Dukkha. All is impermanence. Nothing lasts. I thought of that yesterday, watching leaves come down in a shower, and the smell of the rotting ones going back into the earth. Leaf to humus and back to earth to nourish the roots of the mother tree. The crows crying as the leaves fall and their nests are exposed: dukkha...all is impermanence.
And life goes on, and people who were with us last year at this time have died, all souls pass on, all is dukkha, nothing lasts.
The path to enlightenment is understanding, accepting impermanence to the point where we no longer struggle against it. That is the way of the Buddha. But here in the West we search for that which is permanent, even as we live with the death of all things, all people.
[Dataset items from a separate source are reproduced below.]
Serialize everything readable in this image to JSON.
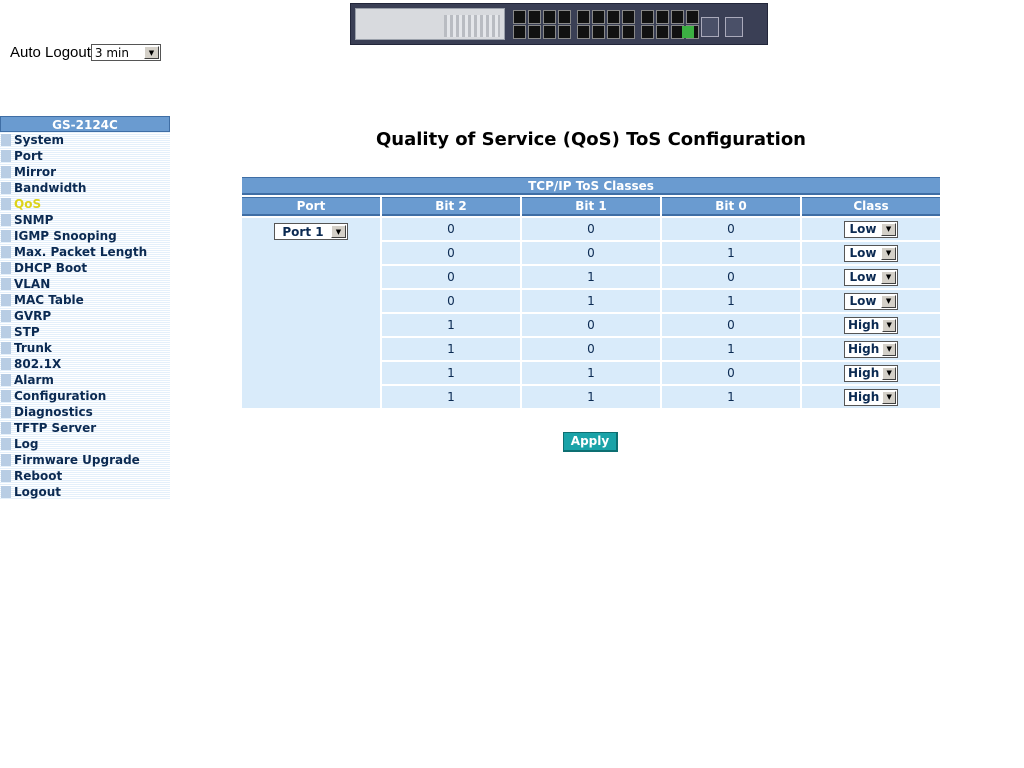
{
  "header": {
    "auto_logout_label": "Auto Logout",
    "auto_logout_value": "3 min"
  },
  "sidebar": {
    "model": "GS-2124C",
    "items": [
      {
        "label": "System"
      },
      {
        "label": "Port"
      },
      {
        "label": "Mirror"
      },
      {
        "label": "Bandwidth"
      },
      {
        "label": "QoS",
        "active": true
      },
      {
        "label": "SNMP"
      },
      {
        "label": "IGMP Snooping"
      },
      {
        "label": "Max. Packet Length"
      },
      {
        "label": "DHCP Boot"
      },
      {
        "label": "VLAN"
      },
      {
        "label": "MAC Table"
      },
      {
        "label": "GVRP"
      },
      {
        "label": "STP"
      },
      {
        "label": "Trunk"
      },
      {
        "label": "802.1X"
      },
      {
        "label": "Alarm"
      },
      {
        "label": "Configuration"
      },
      {
        "label": "Diagnostics"
      },
      {
        "label": "TFTP Server"
      },
      {
        "label": "Log"
      },
      {
        "label": "Firmware Upgrade"
      },
      {
        "label": "Reboot"
      },
      {
        "label": "Logout"
      }
    ]
  },
  "main": {
    "title": "Quality of Service (QoS) ToS Configuration",
    "table_caption": "TCP/IP ToS Classes",
    "columns": [
      "Port",
      "Bit 2",
      "Bit 1",
      "Bit 0",
      "Class"
    ],
    "port_value": "Port 1",
    "rows": [
      {
        "bit2": "0",
        "bit1": "0",
        "bit0": "0",
        "class": "Low"
      },
      {
        "bit2": "0",
        "bit1": "0",
        "bit0": "1",
        "class": "Low"
      },
      {
        "bit2": "0",
        "bit1": "1",
        "bit0": "0",
        "class": "Low"
      },
      {
        "bit2": "0",
        "bit1": "1",
        "bit0": "1",
        "class": "Low"
      },
      {
        "bit2": "1",
        "bit1": "0",
        "bit0": "0",
        "class": "High"
      },
      {
        "bit2": "1",
        "bit1": "0",
        "bit0": "1",
        "class": "High"
      },
      {
        "bit2": "1",
        "bit1": "1",
        "bit0": "0",
        "class": "High"
      },
      {
        "bit2": "1",
        "bit1": "1",
        "bit0": "1",
        "class": "High"
      }
    ],
    "apply_label": "Apply"
  },
  "colors": {
    "header_blue": "#6a9bd0",
    "cell_blue": "#d9ebfa",
    "active_menu": "#ddd319",
    "apply_teal": "#1aa3a8"
  }
}
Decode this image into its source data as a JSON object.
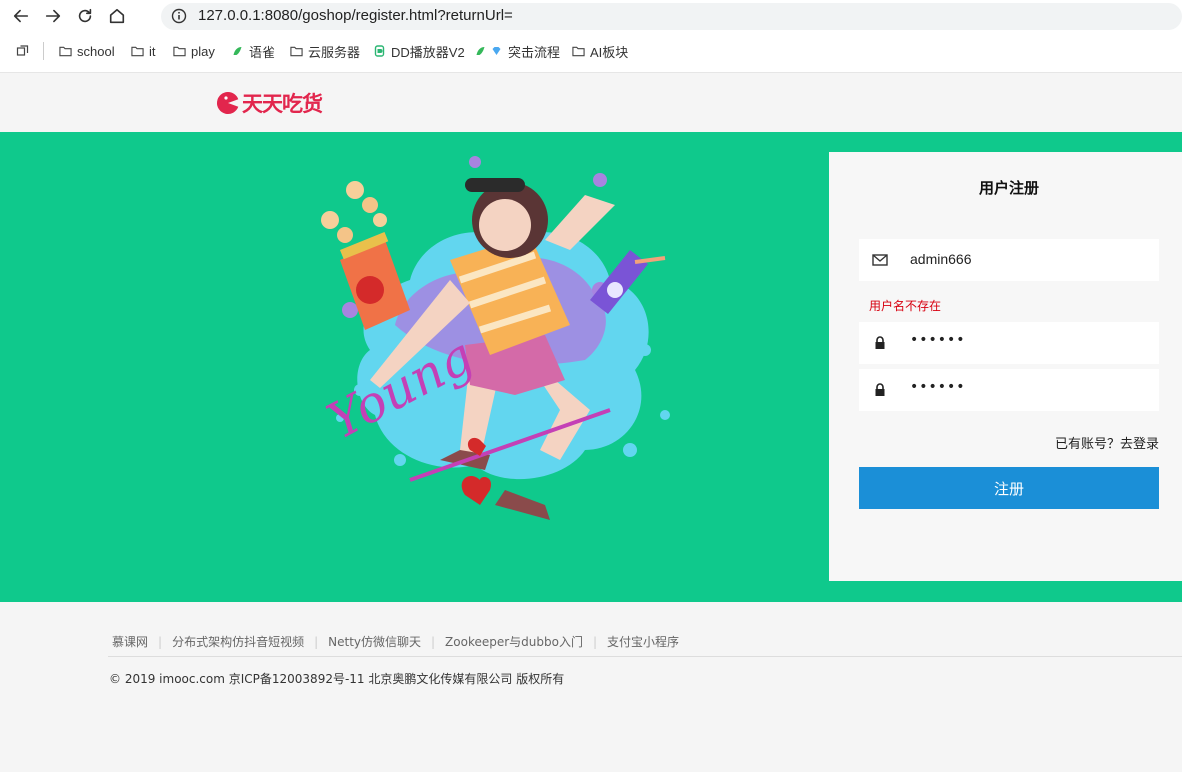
{
  "browser": {
    "url": "127.0.0.1:8080/goshop/register.html?returnUrl=",
    "bookmarks": [
      {
        "label": "school",
        "icon": "folder-icon"
      },
      {
        "label": "it",
        "icon": "folder-icon"
      },
      {
        "label": "play",
        "icon": "folder-icon"
      },
      {
        "label": "语雀",
        "icon": "yuque-icon"
      },
      {
        "label": "云服务器",
        "icon": "folder-icon"
      },
      {
        "label": "DD播放器V2",
        "icon": "dd-icon"
      },
      {
        "label": "突击流程",
        "icon": "yuque-icon"
      },
      {
        "label": "AI板块",
        "icon": "folder-icon"
      }
    ]
  },
  "header": {
    "logo_text": "天天吃货"
  },
  "banner": {
    "illustration_text": "Young",
    "colors": {
      "background": "#0fc98c"
    }
  },
  "register": {
    "title": "用户注册",
    "username_value": "admin666",
    "username_error": "用户名不存在",
    "password_mask": "••••••",
    "confirm_mask": "••••••",
    "login_link": "已有账号？去登录",
    "submit_label": "注册",
    "colors": {
      "submit": "#1b8fd7",
      "error": "#d7000f"
    }
  },
  "footer": {
    "links": [
      "慕课网",
      "分布式架构仿抖音短视频",
      "Netty仿微信聊天",
      "Zookeeper与dubbo入门",
      "支付宝小程序"
    ],
    "copyright": "© 2019 imooc.com 京ICP备12003892号-11 北京奥鹏文化传媒有限公司 版权所有"
  }
}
We search for a sure footing on the path strewn with fallen leaves; we notice the buds of next year's growth tight-curled and waiting; we hold on to the things we can count on—our church, our community, our memories of those who died before us, our love and hope, and the search for certainty in a world that is dukkha.
God of creation, God of today—let us find each other in a changing world; let us experience love as something which exists, a possibility which is. Let us know that we are alive and being renewed miraculously each second; that the impermanence gives to life its freshness and surprise; that our memories of yesterday and our expectations of tomorrow make now a cherished, precious, eternal moment.